Former state GOP Chairman Blake Hall is the only one who gives not one, but two full presentations to the Joint Finance-Appropriations Committee.
First, Hall addressed the influential joint budget committee as the president of the State Board of Education. Then, this week, he went before the same panel as administrator of the state Catastrophic Health Care Fund.
“It just shows you what a renaissance man I must be,” Hall said, when questioned about his double duty.
His Idaho Falls law firm has been administering the so-called CAT fund for the counties since 1985, and for the state since 1991. The firm is being paid nearly $200,000 a year for its services, and the program is just “one of my clients,” Hall said. He said he mainly earns his living as a trial lawyer in civil litigation.
“I work long hours,” Hall said.
Though he’s been giving the CAT budget pitch for over a decade, he’s only headed the Board of Ed for two years, and Hall said he didn’t really want to serve a second year as president. “I voted for Jim Hammond, he voted for me. I lost,” he explained. “I’m hopeful somebody else’ll be making the presentation on behalf of the state board next year.”
Nine legislators lined up behind anti-abortion activists on Monday to promote new legislation they plan to introduce to expand Idaho’s existing informed-consent law for abortion. The new measure would, among other things, more strongly require doctors to give women detailed information about fetal development and abortion risks.
“This piece of legislation is exciting because it’s bringing forth legislative solutions to problems that face the state,” said Sen. Skip Brandt, R-Kooskia, the bill’s main sponsor along with Rep. Janice McGeachin, R-Idaho Falls.
Rep. Ken Roberts, R-Donnelly, said, “We must all stand together and be about the business of strengthening the American family.”
Julie Lynde of the Cornerstone Institute said her organization wants to “restore dignity to Idaho’s pregnant mothers.” She also decried another anti-abortion group’s lawsuit against the state, which faulted Gov. Dirk Kempthorne and others for not more rigorously following the existing informed-consent law, signaling a rift in the pro-life community.

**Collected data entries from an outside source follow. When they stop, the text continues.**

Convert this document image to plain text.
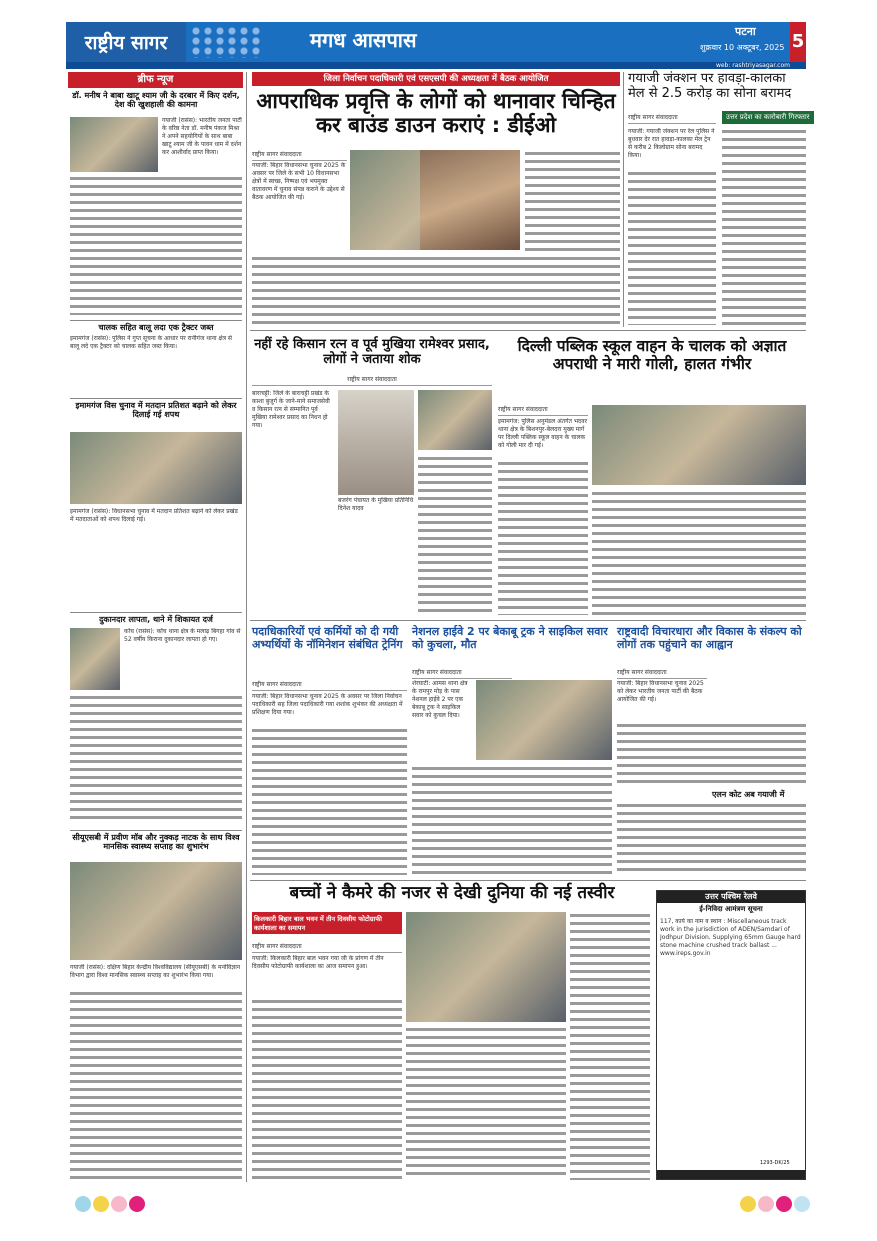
राष्ट्रीय सागर	मगध आसपास	पटना
शुक्रवार 10 अक्टूबर, 2025 5
web: rashtriyasagar.com
ब्रीफ न्यूज
डॉ. मनीष ने बाबा खाटू श्याम जी के दरबार में किए दर्शन, देश की खुशहाली की कामना
गयाजी (रासंस): भारतीय जनता पार्टी के वरिष्ठ नेता डॉ. मनीष पंकज मिश्रा ने अपने सहयोगियों के साथ बाबा खाटू श्याम जी के पावन धाम में दर्शन कर आशीर्वाद प्राप्त किया।
चालक सहित बालू लदा एक ट्रैक्टर जब्त
इमामगंज (रासंस): पुलिस ने गुप्त सूचना के आधार पर रानीगंज थाना क्षेत्र से बालू लदे एक ट्रैक्टर को चालक सहित जब्त किया।
इमामगंज विस चुनाव में मतदान प्रतिशत बढ़ाने को लेकर दिलाई गई शपथ
इमामगंज (रासंस): विधानसभा चुनाव में मतदान प्रतिशत बढ़ाने को लेकर प्रखंड में मतदाताओं को शपथ दिलाई गई।
दुकानदार लापता, थाने में शिकायत दर्ज
कोंच (रासंस): कोंच थाना क्षेत्र के मलाढ़ बिगहा गांव से 52 वर्षीय किराना दुकानदार लापता हो गए।
सीयूएसबी में प्रवीण मॉब और नुक्कड़ नाटक के साथ विश्व मानसिक स्वास्थ्य सप्ताह का शुभारंभ
गयाजी (रासंस): दक्षिण बिहार केन्द्रीय विश्वविद्यालय (सीयूएसबी) के मनोविज्ञान विभाग द्वारा विश्व मानसिक स्वास्थ्य सप्ताह का शुभारंभ किया गया।
जिला निर्वाचन पदाधिकारी एवं एसएसपी की अध्यक्षता में बैठक आयोजित
आपराधिक प्रवृत्ति के लोगों को थानावार चिन्हित कर बाउंड डाउन कराएं : डीईओ
राष्ट्रीय सागर संवाददाता
गयाजी: बिहार विधानसभा चुनाव 2025 के अवसर पर जिले के सभी 10 विधानसभा क्षेत्रों में स्वच्छ, निष्पक्ष एवं भयमुक्त वातावरण में चुनाव संपन्न कराने के उद्देश्य से बैठक आयोजित की गई।
गयाजी जंक्शन पर हावड़ा-कालका मेल से 2.5 करोड़ का सोना बरामद
राष्ट्रीय सागर संवाददाता	उत्तर प्रदेश का कारोबारी गिरफ्तार
गयाजी: गयाजी जंक्शन पर रेल पुलिस ने बुधवार देर रात हावड़ा-कालका मेल ट्रेन से करीब 2 किलोग्राम सोना बरामद किया।
नहीं रहे किसान रत्न व पूर्व मुखिया रामेश्वर प्रसाद, लोगों ने जताया शोक
राष्ट्रीय सागर संवाददाता
बाराचट्टी: जिले के बाराचट्टी प्रखंड के काशा बुजुर्ग के जाने-माने समाजसेवी व किसान रत्न से सम्मानित पूर्व मुखिया रामेश्वर प्रसाद का निधन हो गया।
बजरंग पंचायत के मुखिया प्रतिनिधि दिनेश यादव
दिल्ली पब्लिक स्कूल वाहन के चालक को अज्ञात अपराधी ने मारी गोली, हालत गंभीर
राष्ट्रीय सागर संवाददाता
इमामगंज: पुलिस अनुमंडल अंतर्गत भदवर थाना क्षेत्र के बिशनपुर-बेलदरा मुख्य मार्ग पर दिल्ली पब्लिक स्कूल वाहन के चालक को गोली मार दी गई।
पदाधिकारियों एवं कर्मियों को दी गयी अभ्यर्थियों के नॉमिनेशन संबंधित ट्रेनिंग
राष्ट्रीय सागर संवाददाता
गयाजी: बिहार विधानसभा चुनाव 2025 के अवसर पर जिला निर्वाचन पदाधिकारी सह जिला पदाधिकारी गया शशांक शुभंकर की अध्यक्षता में प्रशिक्षण दिया गया।
नेशनल हाईवे 2 पर बेकाबू ट्रक ने साइकिल सवार को कुचला, मौत
राष्ट्रीय सागर संवाददाता
शेरघाटी: आमस थाना क्षेत्र के रामपुर मोड़ के पास नेशनल हाईवे 2 पर एक बेकाबू ट्रक ने साइकिल सवार को कुचल दिया।
राष्ट्रवादी विचारधारा और विकास के संकल्प को लोगों तक पहुंचाने का आह्वान
राष्ट्रीय सागर संवाददाता
गयाजी: बिहार विधानसभा चुनाव 2025 को लेकर भारतीय जनता पार्टी की बैठक आयोजित की गई।
एलन कोट अब गयाजी में
बच्चों ने कैमरे की नजर से देखी दुनिया की नई तस्वीर
किलकारी बिहार बाल भवन में तीन दिवसीय फोटोग्राफी कार्यशाला का समापन
राष्ट्रीय सागर संवाददाता
गयाजी: किलकारी बिहार बाल भवन गया जी के प्रांगण में तीन दिवसीय फोटोग्राफी कार्यशाला का आज समापन हुआ।
उत्तर पश्चिम रेलवे
ई-निविदा आमंत्रण सूचना
117, कार्य का नाम व स्थान : Miscellaneous track work in the jurisdiction of ADEN/Samdari of Jodhpur Division. Supplying 65mm Gauge hard stone machine crushed track ballast ... www.ireps.gov.in
1293-DK/25
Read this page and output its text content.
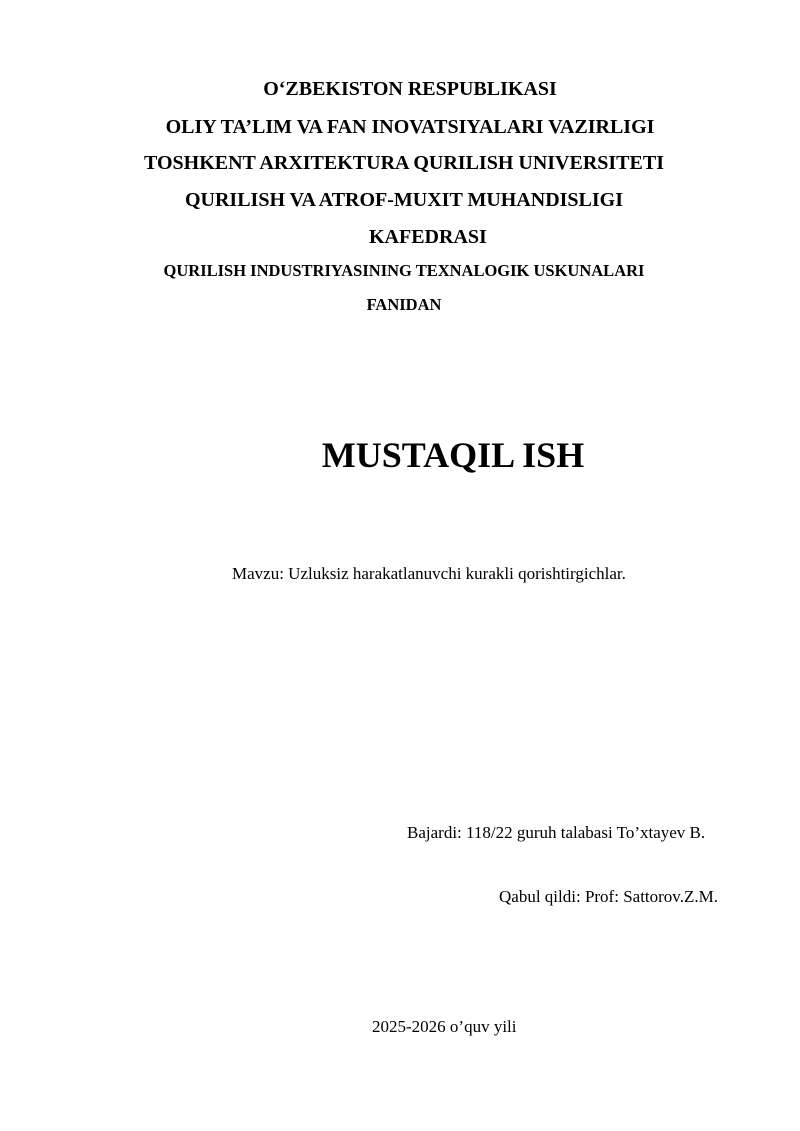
O‘ZBEKISTON RESPUBLIKASI
OLIY TA’LIM VA FAN INOVATSIYALARI VAZIRLIGI
TOSHKENT ARXITEKTURA QURILISH UNIVERSITETI
QURILISH VA ATROF-MUXIT MUHANDISLIGI
KAFEDRASI
QURILISH INDUSTRIYASINING TEXNALOGIK USKUNALARI
FANIDAN
MUSTAQIL ISH
Mavzu: Uzluksiz harakatlanuvchi kurakli qorishtirgichlar.
Bajardi: 118/22 guruh talabasi To’xtayev B.
Qabul qildi: Prof: Sattorov.Z.M.
2025-2026 o’quv yili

In fact, Lynde’s press release directly criticized pro-life activist David Ripley of Idaho Chooses Life for going after Kempthorne, but before passing out the release, she blacked out his name.

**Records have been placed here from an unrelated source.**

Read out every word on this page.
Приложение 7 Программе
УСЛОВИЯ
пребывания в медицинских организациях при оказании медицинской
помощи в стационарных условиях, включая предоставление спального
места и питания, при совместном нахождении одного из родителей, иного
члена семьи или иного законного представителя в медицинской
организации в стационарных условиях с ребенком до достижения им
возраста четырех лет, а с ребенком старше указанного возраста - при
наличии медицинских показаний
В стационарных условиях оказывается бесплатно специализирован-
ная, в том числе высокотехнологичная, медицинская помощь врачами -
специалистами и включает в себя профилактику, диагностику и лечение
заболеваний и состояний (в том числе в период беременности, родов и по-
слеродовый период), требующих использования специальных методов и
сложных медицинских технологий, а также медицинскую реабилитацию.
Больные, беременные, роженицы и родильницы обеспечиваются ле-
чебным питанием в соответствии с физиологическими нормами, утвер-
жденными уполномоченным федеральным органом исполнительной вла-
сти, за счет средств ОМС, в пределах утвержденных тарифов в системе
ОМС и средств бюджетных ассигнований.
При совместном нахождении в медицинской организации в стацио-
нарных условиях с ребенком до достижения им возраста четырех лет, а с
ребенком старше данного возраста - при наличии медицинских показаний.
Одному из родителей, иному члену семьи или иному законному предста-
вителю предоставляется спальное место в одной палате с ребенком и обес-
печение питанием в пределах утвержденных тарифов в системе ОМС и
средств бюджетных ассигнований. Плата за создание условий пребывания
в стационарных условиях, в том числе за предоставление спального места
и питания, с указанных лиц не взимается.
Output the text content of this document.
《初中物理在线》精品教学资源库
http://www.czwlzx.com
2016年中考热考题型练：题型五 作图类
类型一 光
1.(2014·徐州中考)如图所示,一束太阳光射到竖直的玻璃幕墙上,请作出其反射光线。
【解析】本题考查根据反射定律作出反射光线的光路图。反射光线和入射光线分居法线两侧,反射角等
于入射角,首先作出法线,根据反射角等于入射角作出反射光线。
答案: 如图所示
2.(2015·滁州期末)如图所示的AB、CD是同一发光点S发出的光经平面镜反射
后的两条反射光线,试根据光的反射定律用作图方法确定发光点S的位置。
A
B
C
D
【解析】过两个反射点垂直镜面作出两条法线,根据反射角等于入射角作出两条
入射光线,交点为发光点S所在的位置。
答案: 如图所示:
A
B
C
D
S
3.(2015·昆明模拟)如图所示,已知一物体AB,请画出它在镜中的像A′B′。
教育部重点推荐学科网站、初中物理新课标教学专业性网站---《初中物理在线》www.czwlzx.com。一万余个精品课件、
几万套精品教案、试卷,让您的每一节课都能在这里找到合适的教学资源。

She and Kerry Uhlenkott of Right to Life of Idaho said their groups aren’t involved in Ripley’s lawsuit.
Lee Flinn of the Idaho Women’s Network said, “Physicians in Idaho, I believe, are already giving informed consent for all medical procedures, including abortion.”

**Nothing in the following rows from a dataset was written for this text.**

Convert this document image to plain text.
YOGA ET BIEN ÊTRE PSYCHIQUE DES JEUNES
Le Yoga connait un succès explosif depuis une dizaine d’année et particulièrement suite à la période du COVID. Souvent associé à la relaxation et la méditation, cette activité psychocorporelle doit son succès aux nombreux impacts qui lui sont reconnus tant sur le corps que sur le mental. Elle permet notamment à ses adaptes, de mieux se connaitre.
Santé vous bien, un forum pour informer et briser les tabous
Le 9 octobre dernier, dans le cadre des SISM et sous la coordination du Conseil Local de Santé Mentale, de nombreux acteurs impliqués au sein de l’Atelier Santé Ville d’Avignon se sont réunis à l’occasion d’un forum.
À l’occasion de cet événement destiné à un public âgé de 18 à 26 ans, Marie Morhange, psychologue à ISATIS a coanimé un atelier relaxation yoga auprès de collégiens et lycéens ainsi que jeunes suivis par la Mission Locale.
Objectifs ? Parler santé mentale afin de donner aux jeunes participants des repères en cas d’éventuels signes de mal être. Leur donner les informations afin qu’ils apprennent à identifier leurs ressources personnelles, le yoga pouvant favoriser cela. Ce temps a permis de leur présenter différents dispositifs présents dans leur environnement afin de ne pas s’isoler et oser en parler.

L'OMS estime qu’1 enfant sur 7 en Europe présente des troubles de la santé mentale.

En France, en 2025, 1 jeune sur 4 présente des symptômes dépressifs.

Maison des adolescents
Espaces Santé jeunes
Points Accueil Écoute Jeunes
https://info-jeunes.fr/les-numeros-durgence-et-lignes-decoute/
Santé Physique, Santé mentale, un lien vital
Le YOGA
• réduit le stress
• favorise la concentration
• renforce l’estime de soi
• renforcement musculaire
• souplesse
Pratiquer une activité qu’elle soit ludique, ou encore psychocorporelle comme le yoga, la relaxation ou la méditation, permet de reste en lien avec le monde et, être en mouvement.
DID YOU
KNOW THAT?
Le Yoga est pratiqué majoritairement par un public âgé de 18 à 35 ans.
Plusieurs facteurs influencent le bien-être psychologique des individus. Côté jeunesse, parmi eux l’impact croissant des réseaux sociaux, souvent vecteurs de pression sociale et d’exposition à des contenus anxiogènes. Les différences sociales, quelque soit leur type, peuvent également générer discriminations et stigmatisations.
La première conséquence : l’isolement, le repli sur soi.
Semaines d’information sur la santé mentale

Asked about the timing - every state legislative seat is up for election this year - Flinn said, “Tis the season.”
The group of lawmakers standing in silent support of the new, yet-to-be-introduced bill also included Reps. Mary Lou Shepherd, D-Prichard; Chuck Cuddy, D-Orofino; Bert Stevenson, R-Rupert; and Sens. Patti Anne Lodge, R-Huston; Monty Pearce, R-New Plymouth; and Curt McKenzie, R-Nampa.